I’ve implemented K-Means in Java and have a bit of a head scratcher. I select my initial centroids by choosing a random value in each dimension within the range of values of the data points. I’ve run into cases where this results in one or more of these centroids not ending up being the closet centroid of any data point. So what do I do for the next iteration? Just leave it at its original randomized value? Pick a new random value? Compute as an average of the other centroids? Seems like this isn’t accounted for in the original algorithm, but probably I’ve just missed something.
Share
Most implementations of k-means define initial centroids using actual data points, not random points in the bounding box drawn by the variables. However, some suggestions for solving your actual problem are below.

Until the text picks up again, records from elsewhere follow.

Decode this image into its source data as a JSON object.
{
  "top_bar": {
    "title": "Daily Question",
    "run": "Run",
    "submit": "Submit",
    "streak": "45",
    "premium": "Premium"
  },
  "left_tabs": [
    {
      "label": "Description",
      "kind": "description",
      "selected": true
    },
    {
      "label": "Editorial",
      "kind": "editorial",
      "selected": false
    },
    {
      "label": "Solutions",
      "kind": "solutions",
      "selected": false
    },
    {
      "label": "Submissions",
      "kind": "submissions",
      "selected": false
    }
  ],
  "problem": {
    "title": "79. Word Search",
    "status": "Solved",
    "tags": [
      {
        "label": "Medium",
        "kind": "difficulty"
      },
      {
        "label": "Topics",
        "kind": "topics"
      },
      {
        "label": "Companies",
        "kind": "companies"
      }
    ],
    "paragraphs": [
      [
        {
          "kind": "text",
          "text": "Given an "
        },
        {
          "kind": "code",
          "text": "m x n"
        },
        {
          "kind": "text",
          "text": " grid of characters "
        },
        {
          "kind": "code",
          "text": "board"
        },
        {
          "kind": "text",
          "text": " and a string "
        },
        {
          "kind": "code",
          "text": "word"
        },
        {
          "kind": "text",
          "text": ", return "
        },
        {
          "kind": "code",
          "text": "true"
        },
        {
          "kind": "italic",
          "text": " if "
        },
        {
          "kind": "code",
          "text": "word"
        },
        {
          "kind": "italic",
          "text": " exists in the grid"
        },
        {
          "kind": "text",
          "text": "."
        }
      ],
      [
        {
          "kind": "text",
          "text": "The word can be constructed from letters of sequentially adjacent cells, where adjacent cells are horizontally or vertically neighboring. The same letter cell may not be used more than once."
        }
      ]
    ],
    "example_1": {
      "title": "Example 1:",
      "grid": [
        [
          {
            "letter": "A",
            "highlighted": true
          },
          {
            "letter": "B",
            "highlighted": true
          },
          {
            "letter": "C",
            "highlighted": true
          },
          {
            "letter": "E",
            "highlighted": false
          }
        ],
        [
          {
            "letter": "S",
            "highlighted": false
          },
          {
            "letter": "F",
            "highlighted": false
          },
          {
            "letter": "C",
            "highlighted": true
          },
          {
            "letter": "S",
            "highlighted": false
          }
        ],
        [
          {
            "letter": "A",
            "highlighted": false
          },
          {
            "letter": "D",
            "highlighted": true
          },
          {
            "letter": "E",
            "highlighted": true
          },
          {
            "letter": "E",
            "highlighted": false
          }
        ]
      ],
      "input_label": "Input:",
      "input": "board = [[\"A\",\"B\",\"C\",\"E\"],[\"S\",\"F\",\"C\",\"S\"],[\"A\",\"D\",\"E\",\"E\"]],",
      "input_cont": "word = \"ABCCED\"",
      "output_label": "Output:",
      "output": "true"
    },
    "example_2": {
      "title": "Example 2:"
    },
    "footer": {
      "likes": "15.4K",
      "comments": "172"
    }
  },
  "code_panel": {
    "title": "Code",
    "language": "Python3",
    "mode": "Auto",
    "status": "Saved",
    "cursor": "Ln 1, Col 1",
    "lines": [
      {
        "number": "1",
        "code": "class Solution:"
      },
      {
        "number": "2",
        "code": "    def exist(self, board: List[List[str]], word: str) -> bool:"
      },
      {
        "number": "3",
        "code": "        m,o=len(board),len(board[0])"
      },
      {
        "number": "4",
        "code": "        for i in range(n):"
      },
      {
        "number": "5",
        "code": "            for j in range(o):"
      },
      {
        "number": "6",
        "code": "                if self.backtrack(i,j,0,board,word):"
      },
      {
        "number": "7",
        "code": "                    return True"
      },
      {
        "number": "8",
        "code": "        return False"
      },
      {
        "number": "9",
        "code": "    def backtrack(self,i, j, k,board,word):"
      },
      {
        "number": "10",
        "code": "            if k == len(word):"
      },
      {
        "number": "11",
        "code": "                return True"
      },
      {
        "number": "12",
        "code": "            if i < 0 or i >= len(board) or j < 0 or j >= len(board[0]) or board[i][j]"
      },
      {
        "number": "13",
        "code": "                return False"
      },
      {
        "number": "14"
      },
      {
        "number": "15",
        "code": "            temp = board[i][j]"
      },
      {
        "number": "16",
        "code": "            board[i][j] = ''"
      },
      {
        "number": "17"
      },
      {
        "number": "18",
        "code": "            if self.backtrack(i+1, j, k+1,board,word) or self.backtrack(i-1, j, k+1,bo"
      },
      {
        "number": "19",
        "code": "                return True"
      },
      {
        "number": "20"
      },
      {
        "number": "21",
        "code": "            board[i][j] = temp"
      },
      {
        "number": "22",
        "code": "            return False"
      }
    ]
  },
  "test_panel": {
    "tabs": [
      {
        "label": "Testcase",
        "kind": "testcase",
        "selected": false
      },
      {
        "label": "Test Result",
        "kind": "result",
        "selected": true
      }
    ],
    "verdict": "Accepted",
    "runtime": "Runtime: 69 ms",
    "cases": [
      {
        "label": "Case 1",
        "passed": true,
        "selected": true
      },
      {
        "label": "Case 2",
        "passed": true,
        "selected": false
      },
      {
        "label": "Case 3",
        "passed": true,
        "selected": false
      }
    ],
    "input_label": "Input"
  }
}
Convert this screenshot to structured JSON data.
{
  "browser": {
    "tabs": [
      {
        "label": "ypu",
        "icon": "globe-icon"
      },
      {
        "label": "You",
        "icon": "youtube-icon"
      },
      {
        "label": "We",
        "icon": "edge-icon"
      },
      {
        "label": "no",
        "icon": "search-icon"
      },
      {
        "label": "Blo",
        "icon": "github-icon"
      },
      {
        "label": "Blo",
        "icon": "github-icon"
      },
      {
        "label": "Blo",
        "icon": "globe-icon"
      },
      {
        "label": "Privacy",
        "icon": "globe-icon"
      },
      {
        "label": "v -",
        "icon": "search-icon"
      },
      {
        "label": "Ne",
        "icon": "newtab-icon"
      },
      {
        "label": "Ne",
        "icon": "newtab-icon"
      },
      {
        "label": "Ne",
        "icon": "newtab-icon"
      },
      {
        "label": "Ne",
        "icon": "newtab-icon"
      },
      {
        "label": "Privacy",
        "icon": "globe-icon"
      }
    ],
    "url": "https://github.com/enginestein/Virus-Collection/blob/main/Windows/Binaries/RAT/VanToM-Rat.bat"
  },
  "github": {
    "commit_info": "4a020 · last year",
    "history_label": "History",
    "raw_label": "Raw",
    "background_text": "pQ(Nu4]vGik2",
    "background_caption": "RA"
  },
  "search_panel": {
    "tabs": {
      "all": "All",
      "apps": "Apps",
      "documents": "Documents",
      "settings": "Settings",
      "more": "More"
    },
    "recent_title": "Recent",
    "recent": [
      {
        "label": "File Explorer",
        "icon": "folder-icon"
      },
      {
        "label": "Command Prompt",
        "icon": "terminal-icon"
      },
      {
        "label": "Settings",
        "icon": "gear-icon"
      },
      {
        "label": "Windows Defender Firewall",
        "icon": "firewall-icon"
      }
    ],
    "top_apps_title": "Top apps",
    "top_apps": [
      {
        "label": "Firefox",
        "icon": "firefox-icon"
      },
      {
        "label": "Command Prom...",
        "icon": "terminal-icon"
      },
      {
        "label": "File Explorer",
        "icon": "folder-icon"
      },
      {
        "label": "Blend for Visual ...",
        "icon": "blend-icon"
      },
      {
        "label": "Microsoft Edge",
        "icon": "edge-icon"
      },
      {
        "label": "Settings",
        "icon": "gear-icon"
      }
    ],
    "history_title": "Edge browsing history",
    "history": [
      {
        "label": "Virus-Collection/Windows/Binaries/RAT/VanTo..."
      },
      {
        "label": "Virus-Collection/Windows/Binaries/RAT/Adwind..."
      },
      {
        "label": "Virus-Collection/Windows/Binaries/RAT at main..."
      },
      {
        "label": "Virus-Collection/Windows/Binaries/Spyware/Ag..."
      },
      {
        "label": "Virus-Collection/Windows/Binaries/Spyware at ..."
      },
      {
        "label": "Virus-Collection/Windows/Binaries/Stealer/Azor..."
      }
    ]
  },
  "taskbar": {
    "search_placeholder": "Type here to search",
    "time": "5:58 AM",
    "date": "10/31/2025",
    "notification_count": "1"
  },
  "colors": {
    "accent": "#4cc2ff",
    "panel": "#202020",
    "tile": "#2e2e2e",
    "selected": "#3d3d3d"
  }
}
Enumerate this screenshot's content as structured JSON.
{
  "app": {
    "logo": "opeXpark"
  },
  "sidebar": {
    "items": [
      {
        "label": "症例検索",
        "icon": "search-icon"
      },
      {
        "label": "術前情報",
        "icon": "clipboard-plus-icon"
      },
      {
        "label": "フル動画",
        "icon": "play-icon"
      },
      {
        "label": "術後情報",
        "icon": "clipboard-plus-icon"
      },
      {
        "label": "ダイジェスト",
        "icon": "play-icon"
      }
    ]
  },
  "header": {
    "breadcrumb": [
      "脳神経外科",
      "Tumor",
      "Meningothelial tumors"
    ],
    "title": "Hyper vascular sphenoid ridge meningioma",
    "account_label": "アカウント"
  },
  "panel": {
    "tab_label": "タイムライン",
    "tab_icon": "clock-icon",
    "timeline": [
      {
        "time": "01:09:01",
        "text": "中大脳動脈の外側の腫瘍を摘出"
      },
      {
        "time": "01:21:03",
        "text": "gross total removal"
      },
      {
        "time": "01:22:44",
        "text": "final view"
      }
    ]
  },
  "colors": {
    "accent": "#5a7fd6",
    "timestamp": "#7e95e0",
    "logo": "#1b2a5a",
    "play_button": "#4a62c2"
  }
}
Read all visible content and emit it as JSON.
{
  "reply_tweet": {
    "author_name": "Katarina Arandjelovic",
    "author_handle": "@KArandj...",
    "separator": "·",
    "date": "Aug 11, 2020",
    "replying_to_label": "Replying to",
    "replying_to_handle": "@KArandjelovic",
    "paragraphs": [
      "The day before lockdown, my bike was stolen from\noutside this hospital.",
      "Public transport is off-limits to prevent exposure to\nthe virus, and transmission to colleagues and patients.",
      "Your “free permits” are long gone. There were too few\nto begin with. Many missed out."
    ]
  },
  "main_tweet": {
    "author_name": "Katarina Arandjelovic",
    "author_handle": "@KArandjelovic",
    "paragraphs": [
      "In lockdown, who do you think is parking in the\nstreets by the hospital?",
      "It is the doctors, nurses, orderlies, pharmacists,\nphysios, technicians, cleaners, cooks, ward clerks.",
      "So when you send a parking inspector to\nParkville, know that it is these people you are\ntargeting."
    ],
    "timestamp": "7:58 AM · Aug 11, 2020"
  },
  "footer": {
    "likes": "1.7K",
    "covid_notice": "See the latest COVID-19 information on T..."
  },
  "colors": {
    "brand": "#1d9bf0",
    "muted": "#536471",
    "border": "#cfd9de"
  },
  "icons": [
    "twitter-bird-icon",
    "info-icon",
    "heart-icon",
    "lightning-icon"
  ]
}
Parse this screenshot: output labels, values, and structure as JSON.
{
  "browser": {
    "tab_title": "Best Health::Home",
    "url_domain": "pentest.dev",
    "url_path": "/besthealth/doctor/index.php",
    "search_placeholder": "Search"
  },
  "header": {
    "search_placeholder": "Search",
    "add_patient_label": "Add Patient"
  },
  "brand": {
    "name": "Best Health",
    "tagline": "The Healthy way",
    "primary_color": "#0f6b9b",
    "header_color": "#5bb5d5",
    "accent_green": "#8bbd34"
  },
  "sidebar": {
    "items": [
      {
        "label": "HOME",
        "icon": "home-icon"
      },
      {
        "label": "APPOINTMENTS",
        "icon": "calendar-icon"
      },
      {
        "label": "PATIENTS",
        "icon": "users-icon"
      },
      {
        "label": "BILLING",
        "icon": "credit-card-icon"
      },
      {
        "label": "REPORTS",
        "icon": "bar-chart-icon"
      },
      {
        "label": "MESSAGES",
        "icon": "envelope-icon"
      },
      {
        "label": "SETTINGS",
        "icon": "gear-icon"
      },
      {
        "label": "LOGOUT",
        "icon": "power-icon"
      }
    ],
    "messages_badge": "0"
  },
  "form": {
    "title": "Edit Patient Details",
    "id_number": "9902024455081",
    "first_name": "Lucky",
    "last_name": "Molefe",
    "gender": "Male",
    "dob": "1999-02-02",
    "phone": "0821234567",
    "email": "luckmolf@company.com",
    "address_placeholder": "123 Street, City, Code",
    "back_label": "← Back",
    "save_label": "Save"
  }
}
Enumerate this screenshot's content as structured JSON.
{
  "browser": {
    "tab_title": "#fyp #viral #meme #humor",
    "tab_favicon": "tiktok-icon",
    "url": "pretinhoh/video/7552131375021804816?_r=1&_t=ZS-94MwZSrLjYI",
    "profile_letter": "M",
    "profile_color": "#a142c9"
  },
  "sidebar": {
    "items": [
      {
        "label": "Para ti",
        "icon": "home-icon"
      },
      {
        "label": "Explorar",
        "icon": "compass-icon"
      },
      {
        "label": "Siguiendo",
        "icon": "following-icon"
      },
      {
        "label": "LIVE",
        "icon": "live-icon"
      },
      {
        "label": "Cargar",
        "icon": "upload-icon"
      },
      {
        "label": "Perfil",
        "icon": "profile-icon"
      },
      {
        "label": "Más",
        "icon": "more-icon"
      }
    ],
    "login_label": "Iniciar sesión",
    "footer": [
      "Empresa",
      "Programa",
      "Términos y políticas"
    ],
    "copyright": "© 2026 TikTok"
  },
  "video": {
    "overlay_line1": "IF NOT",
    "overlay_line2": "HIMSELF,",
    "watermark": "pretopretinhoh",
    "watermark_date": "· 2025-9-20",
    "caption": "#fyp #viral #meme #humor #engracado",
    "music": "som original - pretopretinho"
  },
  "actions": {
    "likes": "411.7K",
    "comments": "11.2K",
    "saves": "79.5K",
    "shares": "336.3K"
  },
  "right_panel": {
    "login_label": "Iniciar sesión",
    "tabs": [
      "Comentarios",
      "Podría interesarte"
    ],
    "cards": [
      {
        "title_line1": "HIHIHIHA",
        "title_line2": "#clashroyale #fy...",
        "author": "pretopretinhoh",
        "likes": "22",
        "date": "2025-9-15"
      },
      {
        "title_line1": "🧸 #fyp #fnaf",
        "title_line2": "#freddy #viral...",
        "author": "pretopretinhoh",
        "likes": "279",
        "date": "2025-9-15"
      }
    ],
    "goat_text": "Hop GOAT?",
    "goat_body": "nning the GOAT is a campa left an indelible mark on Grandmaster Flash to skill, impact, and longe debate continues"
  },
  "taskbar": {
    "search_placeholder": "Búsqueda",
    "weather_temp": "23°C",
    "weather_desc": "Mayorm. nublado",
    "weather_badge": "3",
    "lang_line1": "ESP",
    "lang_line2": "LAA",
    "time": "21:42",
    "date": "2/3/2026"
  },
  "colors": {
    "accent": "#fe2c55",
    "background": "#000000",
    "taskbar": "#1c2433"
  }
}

You could take another data-point at random and make it a new cluster centroid. This is very simple and fast to implement, and shouldn’t affect the algorithm adversely.
You could also try making a smarter initial selection of cluster centroids using kmeans++. This algorithm chooses the first centroid randomly, and picks the remaining K-1 centroids to try and maximize the inter-centroid distance. By picking smarter centroids, you are much less likely to encounter the problem of a centroid being assigned zero data points.
If you wanted to be slightly more clever clever, you could use the kmeans++ algorithm to make a new centroid whenever a centroid gets assigned zero data points.